Nevertheless, the Ki-Low-Na Friendship Society CAPC group’s programming has included:
- Traditional medicine picking, smudging, drum and rattle making
- Physical activity together (hikes, beach days, swimming etc.)
- Community Kitchen where they teach families healthy cooking and send them home with a tasty meal!
- Baby Blanket Ceremony, where they have been able to welcome the newest members of their community and honour them individually.
- Participation in the BC Farmer’s Market Coupon Program (the families expressed how helpful this is for them in offering fruit and veggies)
- Traditional Parenting Groups
- Collaborating with other Community Organizations like Cobs Bakery, Peter’s Your Independent Grocer, Okanagan Heritage Museum etc.
For almost all of the families in the program, without CAPC, they would not be able share and learn some of these cultural pieces with their children.
Elya comments about her personal growth as a facilitator and about what she is learning about the aboriginal culture that she can bring back to her own family. The feedback she receives from participants valuing her commitment to the programs and families is deeply meaningful to her.
Elya has seen several families be reunited with their kids after they have been removed from the Ministry. Many of the moms did not know how to parent their kids any better. They were not raised with strong mother or father figures due to generational trauma from the residential schools. The parenting programs have assisted them in increasing their skills and CAPC was a safe place for them to bring their kids and work on attachment and bonding. The program coordinator comments that she feels so proud to see the hard work these moms are doing, and it paying off with the kids being reunited with their parent(s).
Elya says, “If we continue to invest in our children, it will pay off in the end. We can only do what we know. When we know better, we do better.”
Through Desert Sun Counselling & Resource Center in Oliver, a Community Kitchen has been actively running in the Oliver/Osoyoos area for over six years. This program has recently been through a sad loss which has demonstrated the strength and closeness they have developed as a caring community of families.

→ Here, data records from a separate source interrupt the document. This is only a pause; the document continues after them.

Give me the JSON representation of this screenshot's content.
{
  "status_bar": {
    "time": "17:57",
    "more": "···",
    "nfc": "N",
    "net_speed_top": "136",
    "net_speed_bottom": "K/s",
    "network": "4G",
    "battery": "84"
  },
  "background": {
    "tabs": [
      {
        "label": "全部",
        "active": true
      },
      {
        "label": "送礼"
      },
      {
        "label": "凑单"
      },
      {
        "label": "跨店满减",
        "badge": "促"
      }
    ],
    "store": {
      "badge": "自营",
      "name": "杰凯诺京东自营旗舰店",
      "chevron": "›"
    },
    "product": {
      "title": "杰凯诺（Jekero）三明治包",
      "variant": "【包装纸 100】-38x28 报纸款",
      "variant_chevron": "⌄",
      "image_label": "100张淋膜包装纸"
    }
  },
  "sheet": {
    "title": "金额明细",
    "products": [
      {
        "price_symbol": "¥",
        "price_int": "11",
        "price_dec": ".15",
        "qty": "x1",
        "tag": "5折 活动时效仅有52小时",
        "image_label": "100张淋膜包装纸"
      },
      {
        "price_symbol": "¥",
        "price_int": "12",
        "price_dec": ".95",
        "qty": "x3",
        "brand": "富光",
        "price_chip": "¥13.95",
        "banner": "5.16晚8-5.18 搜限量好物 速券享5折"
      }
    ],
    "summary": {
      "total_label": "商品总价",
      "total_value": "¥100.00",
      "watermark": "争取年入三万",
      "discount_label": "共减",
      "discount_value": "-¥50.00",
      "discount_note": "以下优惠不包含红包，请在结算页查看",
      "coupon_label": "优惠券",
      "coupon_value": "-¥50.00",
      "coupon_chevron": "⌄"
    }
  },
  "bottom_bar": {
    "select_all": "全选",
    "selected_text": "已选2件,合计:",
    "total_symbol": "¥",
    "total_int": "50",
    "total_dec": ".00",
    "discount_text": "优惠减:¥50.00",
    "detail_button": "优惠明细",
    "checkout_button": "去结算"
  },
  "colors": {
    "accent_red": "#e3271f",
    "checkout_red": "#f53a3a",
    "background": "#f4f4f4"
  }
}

Over the years, the program has seen many families come and go, and some have made a larger presence than others. One such family is that of an older mom with a past history of addiction, who was starting on a new path with her second family, a family that she vowed to “do better” by than she had with her first. When she first started attending she came with her first son, then one, and two years later with her new born son. She attended regularly and it soon became apparent, both the mom herself, and to others, that her oldest son was a challenge.
She sought out help from whoever would listen … doctors, specialists, and eventually Children’s Hospital. Her partner worked out of town, “up north”, and was able to spend very little time at home with the mom and the boys, which compounded the stress. Last year her “first family” came into town and the unravelling started. Slowly she started using again … until she got lost in the addiction.
She lost the fight in March 2018. Her kindness and gentleness was felt by all … the women at the Community Kitchen, all grieving her loss, baked and prepared for weeks to provide food for her service.
The Community Kitchen facilitator, Nancy Aatelma, comments, “The Kitchen has become a place where not only is there food security but friendships are made and nurtured. Her boys will never be alone as they will always have the ‘kitchen moms’ looking out for them.”